Torbidda rose before the bell and limped to the sinks to wash the matted blood from his body. He entered the refectory and sat alone, eating breakfast through scabbed lips, hood down to show his bruises to the world. Naturally everyone ignored him; talking to a sinking Cadet was impolitic. As Four and his followers filed by Torbidda, each greeted him with a smack on the back on his head.
‘Morning.’
‘Morning.’
‘Morning.’
‘Morning.’
Torbidda’s swollen face usefully masked his anger – though the anger wasn’t directed at Four but at himself. He had survived the night, but what incompetence, to have let it come to this.

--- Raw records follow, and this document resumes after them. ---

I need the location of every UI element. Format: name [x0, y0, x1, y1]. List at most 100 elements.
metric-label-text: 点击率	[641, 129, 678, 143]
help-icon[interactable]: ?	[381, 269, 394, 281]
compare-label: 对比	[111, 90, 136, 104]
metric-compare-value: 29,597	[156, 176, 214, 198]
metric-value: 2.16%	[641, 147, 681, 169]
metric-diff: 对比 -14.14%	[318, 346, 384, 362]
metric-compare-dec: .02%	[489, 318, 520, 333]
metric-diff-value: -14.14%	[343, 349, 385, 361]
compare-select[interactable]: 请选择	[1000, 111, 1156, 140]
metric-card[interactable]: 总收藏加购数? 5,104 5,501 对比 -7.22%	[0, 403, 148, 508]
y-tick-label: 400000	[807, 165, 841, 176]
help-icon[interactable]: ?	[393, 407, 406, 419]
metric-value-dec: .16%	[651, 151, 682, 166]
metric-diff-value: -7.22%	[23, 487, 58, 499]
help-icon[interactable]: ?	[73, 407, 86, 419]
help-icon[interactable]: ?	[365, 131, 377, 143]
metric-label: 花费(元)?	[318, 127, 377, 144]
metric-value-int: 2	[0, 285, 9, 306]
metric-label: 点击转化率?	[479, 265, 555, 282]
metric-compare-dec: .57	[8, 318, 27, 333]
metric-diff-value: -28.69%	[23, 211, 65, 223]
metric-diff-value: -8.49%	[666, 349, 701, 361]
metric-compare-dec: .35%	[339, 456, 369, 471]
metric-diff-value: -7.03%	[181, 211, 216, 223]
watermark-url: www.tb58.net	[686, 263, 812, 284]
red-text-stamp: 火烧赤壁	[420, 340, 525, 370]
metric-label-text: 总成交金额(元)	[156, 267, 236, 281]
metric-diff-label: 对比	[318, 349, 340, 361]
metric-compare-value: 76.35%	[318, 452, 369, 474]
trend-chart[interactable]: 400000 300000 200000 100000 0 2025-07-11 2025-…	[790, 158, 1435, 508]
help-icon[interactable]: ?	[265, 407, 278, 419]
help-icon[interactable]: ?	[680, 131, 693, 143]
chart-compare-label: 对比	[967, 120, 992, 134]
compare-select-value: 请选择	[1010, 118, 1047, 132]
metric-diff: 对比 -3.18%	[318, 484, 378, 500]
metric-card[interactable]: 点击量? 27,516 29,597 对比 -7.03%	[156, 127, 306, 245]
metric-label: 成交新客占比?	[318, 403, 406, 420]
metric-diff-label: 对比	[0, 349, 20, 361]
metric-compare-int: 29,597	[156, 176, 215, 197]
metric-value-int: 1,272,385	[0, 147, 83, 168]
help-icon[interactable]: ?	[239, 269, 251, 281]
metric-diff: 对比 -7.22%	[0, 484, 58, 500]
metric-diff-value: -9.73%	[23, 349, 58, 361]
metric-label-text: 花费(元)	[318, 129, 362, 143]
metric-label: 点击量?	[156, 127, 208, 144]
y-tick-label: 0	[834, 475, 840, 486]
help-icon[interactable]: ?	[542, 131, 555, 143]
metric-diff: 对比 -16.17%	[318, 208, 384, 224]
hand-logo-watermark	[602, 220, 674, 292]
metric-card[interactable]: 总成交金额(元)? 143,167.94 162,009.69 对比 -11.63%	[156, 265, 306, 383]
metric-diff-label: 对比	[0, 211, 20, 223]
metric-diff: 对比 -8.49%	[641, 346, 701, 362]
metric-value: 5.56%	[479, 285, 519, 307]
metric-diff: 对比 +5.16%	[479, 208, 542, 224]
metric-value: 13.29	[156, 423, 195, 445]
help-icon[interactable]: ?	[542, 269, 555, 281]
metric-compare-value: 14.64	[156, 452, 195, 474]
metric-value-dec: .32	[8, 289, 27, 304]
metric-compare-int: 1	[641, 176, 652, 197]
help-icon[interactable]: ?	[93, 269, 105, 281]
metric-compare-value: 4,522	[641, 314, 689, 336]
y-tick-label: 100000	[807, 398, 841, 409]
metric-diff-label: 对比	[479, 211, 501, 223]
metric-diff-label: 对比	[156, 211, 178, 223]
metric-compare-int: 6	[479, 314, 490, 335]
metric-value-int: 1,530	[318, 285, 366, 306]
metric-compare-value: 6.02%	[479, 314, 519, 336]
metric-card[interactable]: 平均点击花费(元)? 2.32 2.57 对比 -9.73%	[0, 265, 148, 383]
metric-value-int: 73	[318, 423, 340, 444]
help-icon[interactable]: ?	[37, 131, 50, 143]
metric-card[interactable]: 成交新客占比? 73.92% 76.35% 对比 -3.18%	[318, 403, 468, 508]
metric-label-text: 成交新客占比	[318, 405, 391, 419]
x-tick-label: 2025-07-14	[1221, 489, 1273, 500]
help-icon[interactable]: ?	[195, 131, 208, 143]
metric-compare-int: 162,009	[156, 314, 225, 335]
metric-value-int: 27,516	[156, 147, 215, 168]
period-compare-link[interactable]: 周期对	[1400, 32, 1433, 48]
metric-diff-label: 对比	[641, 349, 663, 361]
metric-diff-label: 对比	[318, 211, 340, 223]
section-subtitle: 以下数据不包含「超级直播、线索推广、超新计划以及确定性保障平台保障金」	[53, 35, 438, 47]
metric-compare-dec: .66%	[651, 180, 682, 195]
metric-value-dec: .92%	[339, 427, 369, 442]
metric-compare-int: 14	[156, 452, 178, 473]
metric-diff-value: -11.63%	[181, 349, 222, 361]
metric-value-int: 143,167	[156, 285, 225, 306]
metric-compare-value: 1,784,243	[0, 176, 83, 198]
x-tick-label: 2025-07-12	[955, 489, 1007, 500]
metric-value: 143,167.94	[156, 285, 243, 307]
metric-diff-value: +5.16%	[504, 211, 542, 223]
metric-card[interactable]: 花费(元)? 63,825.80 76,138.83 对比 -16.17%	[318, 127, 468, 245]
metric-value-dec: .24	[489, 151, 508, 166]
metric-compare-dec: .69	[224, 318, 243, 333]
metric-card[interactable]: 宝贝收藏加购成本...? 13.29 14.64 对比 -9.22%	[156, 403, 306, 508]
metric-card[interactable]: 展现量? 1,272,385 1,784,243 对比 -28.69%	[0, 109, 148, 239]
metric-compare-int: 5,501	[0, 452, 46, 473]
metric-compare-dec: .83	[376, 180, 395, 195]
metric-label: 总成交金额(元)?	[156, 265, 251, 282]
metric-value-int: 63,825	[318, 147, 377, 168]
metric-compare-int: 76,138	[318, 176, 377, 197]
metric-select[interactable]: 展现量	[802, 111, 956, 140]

He felt a hand on his shoulder. ‘You all right?’
Leto’s imprudence was touching. He had troubles of his own with the Fuscus twins. The New City brats were minor nobility; their family had a long-running feud with the Spinthers. Leto’s indifference to the incestuous quarrels of the old nobility infuriated them nearly as much as his indifference to his status, which was far grander than theirs.
‘Go away.’
‘What? I’m not going to— Look, I wasn’t one of them last night—’
‘I know that! Please, go, but first hit me.’
Leto’s eyes narrowed. ‘What are you planning?’
‘Please.’
‘Fine!’ he shouted and struck Torbidda hard on the back of the head. There was general laughter as he walked away.
‘Even Spinther’s got sick of the smell,’ Four drawled.
Torbidda limped through the day, dutifully dissected, solved problems and calculated and drew and read, and all the while dispassionately examined his plan from different angles, holding it up to the light to see its flaws.
He arrived early for Mechanics to select a workstation that would put his back to the classroom. He powered up his water-saw and cut a small wedge of wood. He took his half-carved table leg from the lathe and practised swinging it, getting the feel of its weight and balance.